I didn't say that all software tools are for dummies. And the claim you saw as about hardware vs. software is that em-running software will improve less fast than other software. Surely many tools are designed with an eye for the distribution of intelligence in the population of users.
Nit pick:
> Tools like **automated type checking** and garbage collection would tend to be done in parallel, or not at all.
This seems weird to point out. Type checking is done _when the programmer writes the code_, not when the program is executing. Even if it were completely serial, compiling even a very large program is going to be billions of times less computationally intensive than simulating a human brain. Google recompiles their _entire codebase_, generating hundreds of thousands of artifacts, every few seconds.

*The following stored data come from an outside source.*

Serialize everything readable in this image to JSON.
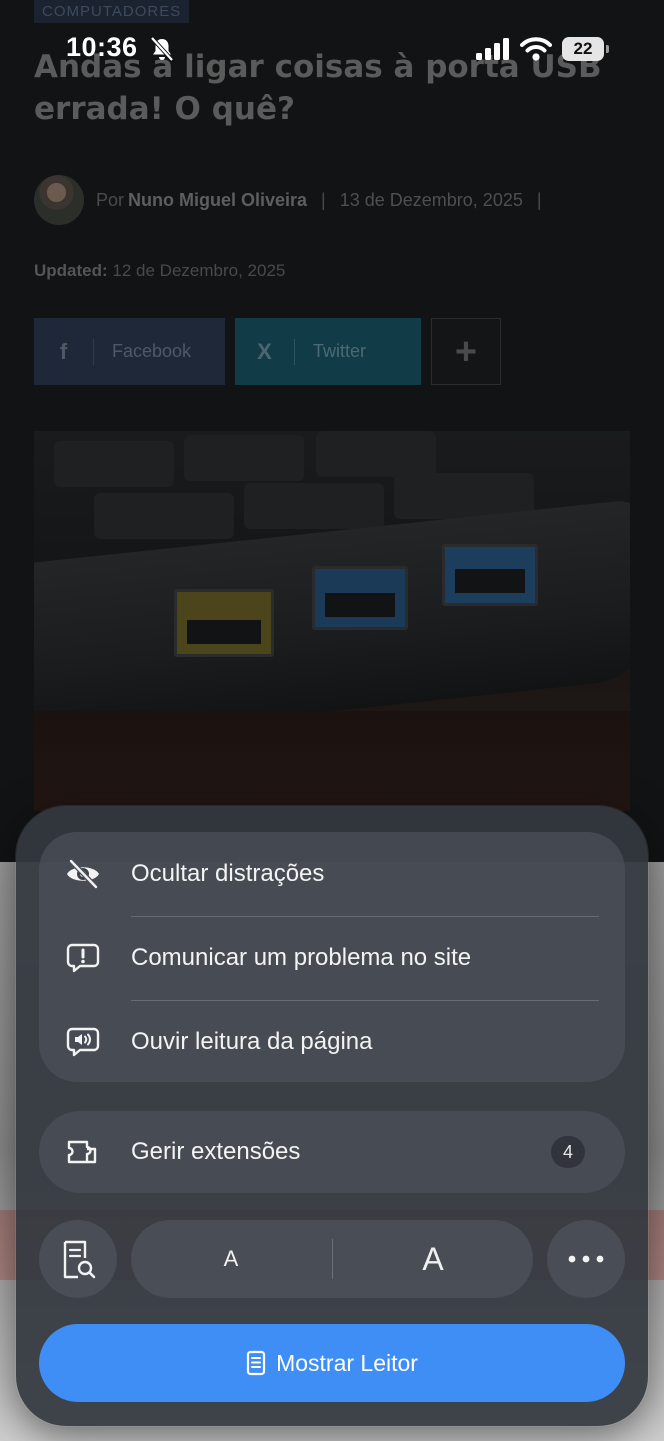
{
  "status_bar": {
    "time": "10:36",
    "battery": "22"
  },
  "article": {
    "category": "COMPUTADORES",
    "headline": "Andas a ligar coisas à porta USB errada! O quê?",
    "author_prefix": "Por",
    "author": "Nuno Miguel Oliveira",
    "separator": "|",
    "date": "13 de Dezembro, 2025",
    "updated_label": "Updated:",
    "updated_date": "12 de Dezembro, 2025",
    "share": {
      "facebook_icon": "f",
      "facebook": "Facebook",
      "twitter_icon": "X",
      "twitter": "Twitter",
      "more": "+"
    }
  },
  "menu": {
    "items": [
      {
        "label": "Ocultar distrações",
        "icon": "eye-slash-icon"
      },
      {
        "label": "Comunicar um problema no site",
        "icon": "report-bubble-icon"
      },
      {
        "label": "Ouvir leitura da página",
        "icon": "speaker-bubble-icon"
      }
    ],
    "extensions": {
      "label": "Gerir extensões",
      "count": "4",
      "icon": "puzzle-icon"
    },
    "font_small": "A",
    "font_large": "A",
    "reader_button": "Mostrar Leitor"
  },
  "colors": {
    "accent": "#3e8ef5",
    "sheet": "#343840"
  }
}
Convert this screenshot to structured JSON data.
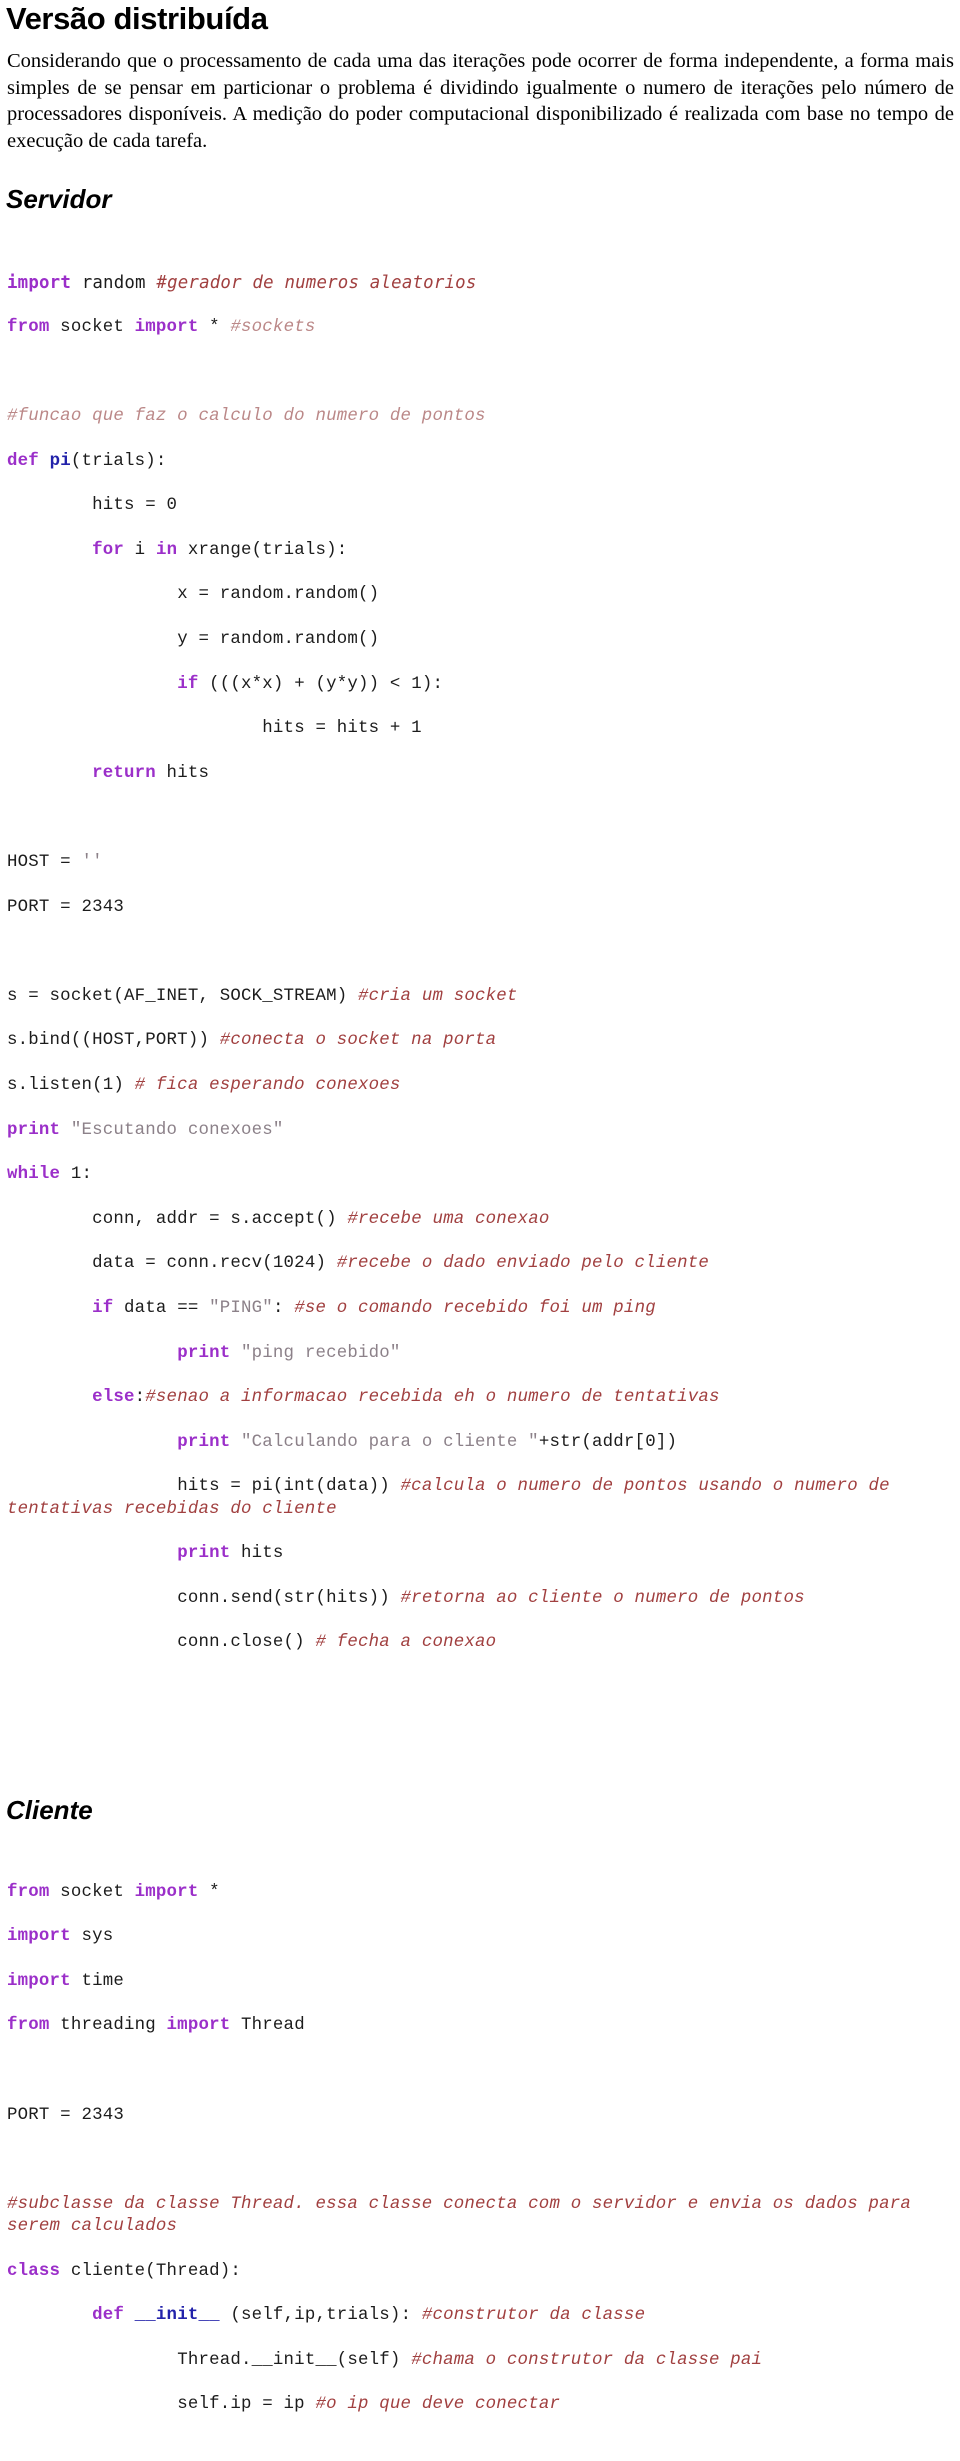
{
  "document": {
    "title": "Versão distribuída",
    "intro_paragraph": "Considerando que o processamento de cada uma das iterações pode ocorrer de forma independente, a forma mais simples de se pensar em particionar o problema é dividindo igualmente o numero de iterações pelo número de processadores disponíveis. A medição do poder computacional disponibilizado é realizada com base no tempo de execução de cada tarefa."
  },
  "sections": {
    "servidor": {
      "heading": "Servidor"
    },
    "cliente": {
      "heading": "Cliente"
    }
  },
  "code": {
    "servidor": {
      "l01_kw_import": "import",
      "l01_mod": " random ",
      "l01_comment": "#gerador de numeros aleatorios",
      "l02_kw_from": "from",
      "l02_mod": " socket ",
      "l02_kw_import": "import",
      "l02_star": " * ",
      "l02_comment": "#sockets",
      "l04_comment": "#funcao que faz o calculo do numero de pontos",
      "l05_kw_def": "def",
      "l05_name": "pi",
      "l05_rest": "(trials):",
      "l06": "        hits = 0",
      "l07_ind": "        ",
      "l07_kw_for": "for",
      "l07_mid": " i ",
      "l07_kw_in": "in",
      "l07_rest": " xrange(trials):",
      "l08": "                x = random.random()",
      "l09": "                y = random.random()",
      "l10_ind": "                ",
      "l10_kw_if": "if",
      "l10_rest": " (((x*x) + (y*y)) < 1):",
      "l11": "                        hits = hits + 1",
      "l12_ind": "        ",
      "l12_kw_return": "return",
      "l12_rest": " hits",
      "l14_pre": "HOST = ",
      "l14_str": "''",
      "l15": "PORT = 2343",
      "l17_pre": "s = socket(AF_INET, SOCK_STREAM) ",
      "l17_comment": "#cria um socket",
      "l18_pre": "s.bind((HOST,PORT)) ",
      "l18_comment": "#conecta o socket na porta",
      "l19_pre": "s.listen(1) ",
      "l19_comment": "# fica esperando conexoes",
      "l20_kw_print": "print",
      "l20_str": " \"Escutando conexoes\"",
      "l21_kw_while": "while",
      "l21_rest": " 1:",
      "l22_pre": "        conn, addr = s.accept() ",
      "l22_comment": "#recebe uma conexao",
      "l23_pre": "        data = conn.recv(1024) ",
      "l23_comment": "#recebe o dado enviado pelo cliente",
      "l24_ind": "        ",
      "l24_kw_if": "if",
      "l24_mid": " data == ",
      "l24_str": "\"PING\"",
      "l24_colon": ": ",
      "l24_comment": "#se o comando recebido foi um ping",
      "l25_ind": "                ",
      "l25_kw_print": "print",
      "l25_str": " \"ping recebido\"",
      "l26_ind": "        ",
      "l26_kw_else": "else",
      "l26_colon": ":",
      "l26_comment": "#senao a informacao recebida eh o numero de tentativas",
      "l27_ind": "                ",
      "l27_kw_print": "print",
      "l27_str": " \"Calculando para o cliente \"",
      "l27_rest": "+str(addr[0])",
      "l28_pre": "                hits = pi(int(data)) ",
      "l28_comment": "#calcula o numero de pontos usando o numero de tentativas recebidas do cliente",
      "l29_ind": "                ",
      "l29_kw_print": "print",
      "l29_rest": " hits",
      "l30_pre": "                conn.send(str(hits)) ",
      "l30_comment": "#retorna ao cliente o numero de pontos",
      "l31_pre": "                conn.close() ",
      "l31_comment": "# fecha a conexao"
    },
    "cliente": {
      "c01_kw_from": "from",
      "c01_mid": " socket ",
      "c01_kw_import": "import",
      "c01_rest": " *",
      "c02_kw_import": "import",
      "c02_rest": " sys",
      "c03_kw_import": "import",
      "c03_rest": " time",
      "c04_kw_from": "from",
      "c04_mid": " threading ",
      "c04_kw_import": "import",
      "c04_rest": " Thread",
      "c06": "PORT = 2343",
      "c08_comment": "#subclasse da classe Thread. essa classe conecta com o servidor e envia os dados para serem calculados",
      "c09_kw_class": "class",
      "c09_rest": " cliente(Thread):",
      "c10_ind": "        ",
      "c10_kw_def": "def",
      "c10_name": " __init__",
      "c10_rest": " (self,ip,trials): ",
      "c10_comment": "#construtor da classe",
      "c11_pre": "                Thread.__init__(self) ",
      "c11_comment": "#chama o construtor da classe pai",
      "c12_pre": "                self.ip = ip ",
      "c12_comment": "#o ip que deve conectar"
    }
  },
  "colors": {
    "keyword": "#9B2FC9",
    "function_name": "#2222AA",
    "comment": "#A14040",
    "comment_light": "#BB8888",
    "string": "#8C8189",
    "plain": "#1c1c1c",
    "background": "#FFFFFF"
  }
}
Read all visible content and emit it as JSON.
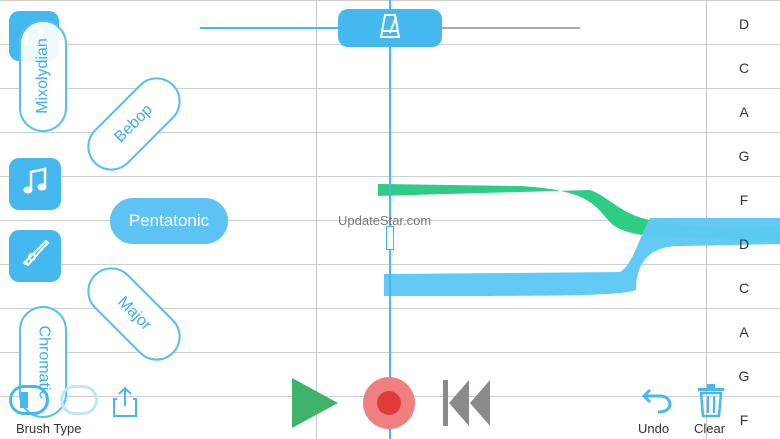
{
  "notes": [
    "D",
    "C",
    "A",
    "G",
    "F",
    "D",
    "C",
    "A",
    "G",
    "F"
  ],
  "scales": {
    "mixolydian": "Mixolydian",
    "bebop": "Bebop",
    "pentatonic": "Pentatonic",
    "major": "Major",
    "chromatic": "Chromatic"
  },
  "bottom_bar": {
    "brush_type": "Brush Type",
    "undo": "Undo",
    "clear": "Clear"
  },
  "watermark": "UpdateStar.com",
  "colors": {
    "accent": "#46b8f0",
    "green_path": "#2ecc85",
    "blue_path": "#5ec8f5",
    "play": "#3fb36a",
    "record": "#e84a4a",
    "rewind": "#8a8a8a"
  },
  "icons": {
    "home": "home-icon",
    "music": "music-note-icon",
    "trumpet": "trumpet-icon",
    "metronome": "metronome-icon",
    "share": "share-icon",
    "play": "play-icon",
    "record": "record-icon",
    "rewind": "rewind-icon",
    "undo": "undo-icon",
    "clear": "trash-icon"
  }
}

> When software can be written quickly via very fast software engineers, product development could happen quickly, even when very large sums were spent.
Why is software development sped relative to changes in business conditions? Are you arguing that the business world is more serial than the software development world [and therefore harder to speed up](http://en.wikipedia.org/wik... Why is the business world harder to parallelize?
> There would be little interest in tools and methods specialized to be useful “for dummies.”
To a first approximation these tools and methods do not exist.
Software design patterns are not used to prevent bad programmers from making mistakes. Software design patterns are used to prevent *all* programmers from making mistakes.
Writing large pieces of software involves computational problems that are genuinely difficult. Tools like abstraction aren't just crutches for non-geniuses; they reduce the complexity of the problem for all programmers. Thus even a community of brilliant em programmers will continue to rely on them. Programmer ability gains will be largely allocated towards making more powerful or complicated software rather than towards reducing reliance on design patterns.
I also question the implicit assumption that ems will make us better at writing software faster than they make us better at inventing faster hardware.
"What kind of computing project would be undermined rather than aided by improved* iron under it?"
The software may need to be rewritten to compete against other programs that use the improved hardware. If the rewriting process is too slow, the hardware could improve fast enough that the software just keeps lagging farther and farther behind.
I hear that Duke Nukem Forever had a version of this problem.
The relationship between elements doesn't matter if you accelerate them all by the same amount.